Abstract

Abstract Dysregulated extracellular vesicle (EV) release has been implicated in various pathologies, including cancer, neurodegenerative disease and osteoarthritis. Despite clear therapeutic potential, drug screening for EV release modulators has yielded limited success due to the lack of a sensitive and scalable EV read-out system. Here, we employed CRISPR-Cas9 to engineer HEK293 cells expressing HA-NanoLuciferase-(NL)-tagged endogenous CD63. We found that under basal culture conditions, CD63-containing EVs are released via a mechanism that is independent of the exocytic SNARE protein SNAP23, presumably by direct budding from the plasma membrane. Endo-lysosome inhibition by chemical or genetic perturbation of vATPase strongly increased SNAP23 and nSmase2-dependent exosome secretion from intracellular compartments. Proteomic analysis revealed these exosomes are enriched for early- and late endosomal markers, but also for autophagosomal proteins. This suggests that a proportion of these exosomes originate from amphisomes, although chemical inhibition of canonical autophagy did not affect exosome secretion upon lysosome inhibition.
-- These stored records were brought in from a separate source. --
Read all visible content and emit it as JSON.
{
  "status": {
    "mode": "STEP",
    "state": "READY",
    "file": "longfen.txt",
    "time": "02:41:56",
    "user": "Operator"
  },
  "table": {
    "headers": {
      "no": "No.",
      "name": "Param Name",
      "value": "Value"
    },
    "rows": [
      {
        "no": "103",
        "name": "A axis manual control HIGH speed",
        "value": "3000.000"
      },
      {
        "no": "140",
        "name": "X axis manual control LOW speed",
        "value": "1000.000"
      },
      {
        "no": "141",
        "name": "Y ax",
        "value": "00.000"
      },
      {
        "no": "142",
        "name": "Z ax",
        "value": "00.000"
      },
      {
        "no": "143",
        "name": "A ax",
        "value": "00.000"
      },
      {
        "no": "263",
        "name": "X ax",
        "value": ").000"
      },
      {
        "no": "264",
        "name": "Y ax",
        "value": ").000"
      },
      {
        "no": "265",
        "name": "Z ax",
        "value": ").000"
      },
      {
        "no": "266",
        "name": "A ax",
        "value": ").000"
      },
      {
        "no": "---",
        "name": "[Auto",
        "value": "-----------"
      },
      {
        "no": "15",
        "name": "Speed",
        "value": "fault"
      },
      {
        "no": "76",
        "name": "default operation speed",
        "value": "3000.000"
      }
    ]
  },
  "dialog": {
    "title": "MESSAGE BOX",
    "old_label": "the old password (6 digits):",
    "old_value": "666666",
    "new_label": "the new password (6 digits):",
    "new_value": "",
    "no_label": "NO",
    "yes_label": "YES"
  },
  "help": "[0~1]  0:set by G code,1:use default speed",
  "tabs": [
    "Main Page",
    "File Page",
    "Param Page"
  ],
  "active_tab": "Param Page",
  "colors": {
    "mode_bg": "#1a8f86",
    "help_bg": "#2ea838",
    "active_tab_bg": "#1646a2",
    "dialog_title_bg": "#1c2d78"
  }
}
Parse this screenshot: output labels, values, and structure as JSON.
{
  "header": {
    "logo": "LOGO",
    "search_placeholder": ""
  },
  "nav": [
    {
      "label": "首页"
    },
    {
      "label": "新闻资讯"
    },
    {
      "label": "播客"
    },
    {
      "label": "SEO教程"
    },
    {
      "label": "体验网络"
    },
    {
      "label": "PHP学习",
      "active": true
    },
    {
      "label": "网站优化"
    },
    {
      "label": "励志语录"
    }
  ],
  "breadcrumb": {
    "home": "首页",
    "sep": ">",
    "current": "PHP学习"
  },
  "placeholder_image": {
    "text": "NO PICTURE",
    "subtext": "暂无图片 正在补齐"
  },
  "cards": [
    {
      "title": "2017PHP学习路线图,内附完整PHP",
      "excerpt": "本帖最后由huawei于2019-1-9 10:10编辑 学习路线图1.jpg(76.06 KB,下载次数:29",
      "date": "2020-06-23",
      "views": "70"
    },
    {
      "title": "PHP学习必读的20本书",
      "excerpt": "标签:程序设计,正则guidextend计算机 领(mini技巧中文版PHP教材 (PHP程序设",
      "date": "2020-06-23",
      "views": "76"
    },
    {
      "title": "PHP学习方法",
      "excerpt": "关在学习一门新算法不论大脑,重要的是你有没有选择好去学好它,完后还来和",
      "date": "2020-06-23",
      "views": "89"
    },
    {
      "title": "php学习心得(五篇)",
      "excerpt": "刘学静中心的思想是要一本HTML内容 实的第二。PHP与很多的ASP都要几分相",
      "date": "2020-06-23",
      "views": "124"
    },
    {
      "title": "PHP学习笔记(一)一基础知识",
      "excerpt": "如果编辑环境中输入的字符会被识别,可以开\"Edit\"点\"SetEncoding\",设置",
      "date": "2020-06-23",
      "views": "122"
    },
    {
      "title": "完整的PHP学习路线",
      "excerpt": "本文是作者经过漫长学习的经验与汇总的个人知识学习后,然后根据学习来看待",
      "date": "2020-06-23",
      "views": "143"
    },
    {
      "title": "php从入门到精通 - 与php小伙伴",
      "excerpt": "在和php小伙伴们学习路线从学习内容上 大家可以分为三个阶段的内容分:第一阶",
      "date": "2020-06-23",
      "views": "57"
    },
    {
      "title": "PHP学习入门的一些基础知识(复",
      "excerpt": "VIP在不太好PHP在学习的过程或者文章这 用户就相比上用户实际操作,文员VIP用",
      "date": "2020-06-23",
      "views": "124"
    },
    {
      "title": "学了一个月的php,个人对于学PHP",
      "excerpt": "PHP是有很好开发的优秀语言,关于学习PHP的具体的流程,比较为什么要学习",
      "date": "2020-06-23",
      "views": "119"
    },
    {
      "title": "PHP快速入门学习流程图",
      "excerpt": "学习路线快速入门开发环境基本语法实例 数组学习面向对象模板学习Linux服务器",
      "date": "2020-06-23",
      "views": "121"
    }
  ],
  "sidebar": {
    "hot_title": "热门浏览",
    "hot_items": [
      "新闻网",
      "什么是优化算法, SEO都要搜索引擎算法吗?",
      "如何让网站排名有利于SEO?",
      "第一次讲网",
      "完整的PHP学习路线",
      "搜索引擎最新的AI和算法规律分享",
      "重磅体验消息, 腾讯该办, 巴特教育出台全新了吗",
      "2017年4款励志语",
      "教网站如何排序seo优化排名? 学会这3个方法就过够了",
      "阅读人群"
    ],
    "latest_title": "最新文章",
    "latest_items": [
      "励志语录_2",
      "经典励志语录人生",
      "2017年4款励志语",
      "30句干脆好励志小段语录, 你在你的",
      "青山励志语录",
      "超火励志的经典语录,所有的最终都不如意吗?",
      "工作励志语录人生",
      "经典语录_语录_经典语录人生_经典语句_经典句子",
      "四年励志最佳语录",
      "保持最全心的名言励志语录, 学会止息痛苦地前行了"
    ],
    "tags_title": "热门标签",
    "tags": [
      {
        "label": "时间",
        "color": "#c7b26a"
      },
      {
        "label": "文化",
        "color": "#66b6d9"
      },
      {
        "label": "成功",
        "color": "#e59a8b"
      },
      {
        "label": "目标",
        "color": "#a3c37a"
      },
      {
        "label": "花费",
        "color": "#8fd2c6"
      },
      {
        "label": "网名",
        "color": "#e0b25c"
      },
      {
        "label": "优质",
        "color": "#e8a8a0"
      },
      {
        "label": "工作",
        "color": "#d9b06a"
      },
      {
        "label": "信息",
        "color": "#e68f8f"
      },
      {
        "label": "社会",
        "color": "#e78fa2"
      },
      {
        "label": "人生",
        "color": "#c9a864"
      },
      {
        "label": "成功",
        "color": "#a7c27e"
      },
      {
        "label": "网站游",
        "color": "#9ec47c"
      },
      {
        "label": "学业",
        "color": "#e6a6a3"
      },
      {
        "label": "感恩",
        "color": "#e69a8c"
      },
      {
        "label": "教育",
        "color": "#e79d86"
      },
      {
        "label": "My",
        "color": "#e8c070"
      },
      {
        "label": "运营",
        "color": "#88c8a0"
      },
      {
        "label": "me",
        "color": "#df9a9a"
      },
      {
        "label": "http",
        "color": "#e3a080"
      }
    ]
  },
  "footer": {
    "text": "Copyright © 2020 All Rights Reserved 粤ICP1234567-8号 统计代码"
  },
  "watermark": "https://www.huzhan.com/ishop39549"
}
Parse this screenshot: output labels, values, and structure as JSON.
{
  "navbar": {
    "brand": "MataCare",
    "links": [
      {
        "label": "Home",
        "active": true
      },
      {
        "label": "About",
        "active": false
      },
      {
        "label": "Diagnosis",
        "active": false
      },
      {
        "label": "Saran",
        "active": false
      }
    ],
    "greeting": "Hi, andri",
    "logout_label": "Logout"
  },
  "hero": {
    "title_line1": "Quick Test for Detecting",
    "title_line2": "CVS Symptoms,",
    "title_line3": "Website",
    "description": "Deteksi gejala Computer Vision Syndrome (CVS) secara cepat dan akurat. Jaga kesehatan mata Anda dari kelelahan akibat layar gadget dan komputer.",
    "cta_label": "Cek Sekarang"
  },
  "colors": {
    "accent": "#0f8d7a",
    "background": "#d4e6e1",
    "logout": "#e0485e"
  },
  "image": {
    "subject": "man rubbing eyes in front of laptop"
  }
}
Using a broad- spectrum kinase inhibitor screen, we identified and subsequently validated the lipid kinase PI4KIIIβ as a critical mediator of exosome secretion and amphisome-mediated secretory autophagy, upon lysosome inhibition. We conclude that tagging of endogenous CD63 with NanoLuciferase represents a sensitive, scalable reporter strategy that enables identification of (druggable) modulators of EV biogenesis and release under physiological and pathological conditions.